In May 2017, Youtube was broadcasting an epic game between the AI AlphaGo and the human player Ke Jie.
AlphaGo is an AI trained by playing solely against itself, i.e. against an AI, starting with zero data inputs and learning exclusively through self-play.
We can think of AlphaGo as made of 3 components:
. policy iteration
. Monte Carlo tree search (MCTS)
. policy evaluation
// Starting from scratch:
// setting the initial position S -----------------------------------------------------
| ................................................. |
| ................................................. |
| ................................................. |
| ................................................. |
| ................................................. |
| ................................................. |
| ................................................. |
| ................................................. |
| ................................................. |
| ....... S ....................................... |
| ................................................. |
| ................................................. |
| ................................................. |
| ................................................. |
| ................................................. |
| ................................................. |
-----------------------------------------------------
Policy, or the game scheme
Given a blank board to operate on, AlphaGo picks a root position s on it and starts working through policy iteration and evaluation — policies can be seen as possible trajectories, or game schemes.
Each node of AlphaGo neural network performs a MCTS to determine the best move probability. Once a stone is placed, MCTS computes its winning probability score based on the stone’s position and game policy, and on the basis of that score, it evaluates and improves the policy itself.
Monte Carlo tree search
Monte Carlo tree search is widely used in video games implementation and is the very core of AlphaGo neural network.
It is a heuristic algorithm, i.e. uses a general approach to solve a task, it’s fast (=always finishes in a bounded time) but not optimal (=does not always find the best solution).
In decision tree systems, computers can potentially calculate every single state and every single output of the game, and then place a move. In games like tic-tac-toe, every state has 9 potential outcomes, and all case scenarios can be rapidly computed.
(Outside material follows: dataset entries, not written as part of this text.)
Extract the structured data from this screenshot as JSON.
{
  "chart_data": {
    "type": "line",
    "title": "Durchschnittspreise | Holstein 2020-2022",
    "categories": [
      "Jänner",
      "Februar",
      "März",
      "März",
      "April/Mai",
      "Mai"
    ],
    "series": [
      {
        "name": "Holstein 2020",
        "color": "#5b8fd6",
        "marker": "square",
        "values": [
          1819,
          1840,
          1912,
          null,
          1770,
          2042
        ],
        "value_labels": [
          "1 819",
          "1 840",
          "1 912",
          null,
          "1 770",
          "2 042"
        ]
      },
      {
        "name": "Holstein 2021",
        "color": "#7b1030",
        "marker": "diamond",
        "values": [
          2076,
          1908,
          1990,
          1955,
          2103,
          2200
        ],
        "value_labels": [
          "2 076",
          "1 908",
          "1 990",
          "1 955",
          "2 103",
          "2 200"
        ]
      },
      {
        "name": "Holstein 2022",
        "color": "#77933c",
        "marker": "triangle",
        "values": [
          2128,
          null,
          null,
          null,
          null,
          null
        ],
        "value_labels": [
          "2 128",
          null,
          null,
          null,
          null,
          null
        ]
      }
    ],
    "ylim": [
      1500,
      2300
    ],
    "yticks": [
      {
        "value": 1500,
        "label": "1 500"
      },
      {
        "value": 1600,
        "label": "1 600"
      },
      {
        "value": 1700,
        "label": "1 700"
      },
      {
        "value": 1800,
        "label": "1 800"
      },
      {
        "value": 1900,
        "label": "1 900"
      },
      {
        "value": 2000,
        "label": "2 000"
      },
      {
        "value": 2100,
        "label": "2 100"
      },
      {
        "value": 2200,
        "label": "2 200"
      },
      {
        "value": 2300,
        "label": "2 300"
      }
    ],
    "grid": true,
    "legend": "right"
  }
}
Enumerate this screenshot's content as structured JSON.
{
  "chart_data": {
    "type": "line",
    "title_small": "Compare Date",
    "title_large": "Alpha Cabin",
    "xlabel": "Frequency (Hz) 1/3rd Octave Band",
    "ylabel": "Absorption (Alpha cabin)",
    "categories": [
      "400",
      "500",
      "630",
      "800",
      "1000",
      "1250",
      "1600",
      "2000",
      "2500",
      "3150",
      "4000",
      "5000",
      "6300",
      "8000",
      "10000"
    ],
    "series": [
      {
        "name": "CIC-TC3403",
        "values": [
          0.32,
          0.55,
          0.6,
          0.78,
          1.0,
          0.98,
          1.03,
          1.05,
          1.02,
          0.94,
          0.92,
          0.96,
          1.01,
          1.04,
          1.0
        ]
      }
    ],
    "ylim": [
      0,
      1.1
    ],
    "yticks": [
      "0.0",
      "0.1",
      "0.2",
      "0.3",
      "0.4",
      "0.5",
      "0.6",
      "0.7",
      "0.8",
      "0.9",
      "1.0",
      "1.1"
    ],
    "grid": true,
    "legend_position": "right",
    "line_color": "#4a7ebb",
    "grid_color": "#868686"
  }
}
But Go has 300 possible outcomes per state.
MCTS does not take into account every single output, but picks a move, simulates its results, grows as “tree” and gives an input back. The more it grows as tree, the more it learns how to play.
MCTS develops in 4 phases: SELECTION (of a branch) > EXPANSION (of a new leaf) > SIMLUATION (of a playout) > BACKPROPAGATION (of the result).
// SELECTION // EXPANSION Node0 Node0
| | | | | |
| | | | | |
state1 state2 state3 state1 state2 state3
|
|
↓
new possible move
// SIMULATION // BACK-PROPAGATION
Node0 --- ► Node0
| | | | | | |
| | | | | | |
state1 state2 state3 state1 state2 state3
| | |
| ▲ |
↓ | ↓
new possible move new possible move
| | |
| ▲ |
↓ | ↓
game simulation game simulation
and back-propagation of the
results back to the node
Now, how does MCTS choose its move? Through UCT ( upper confidence bound for trees). UCT is based on the multiarmed bandit problem (or, how-to-find-the-most-rewarding-slot-machine problem).
UCT formula goes as:
Vi + C * √(ln N)/ni
where,
. Vi is the child node win ratio
. C is a constant value
. ln is natural logarithm
. N is the number of visits to the parent node
. n is the number of visits to child note
. i is the child node
Vi is the estimated value of the node, ni is the number of the times the node has been visited and N is the total number of times its parent has been visited. C is a tunable bias parameter.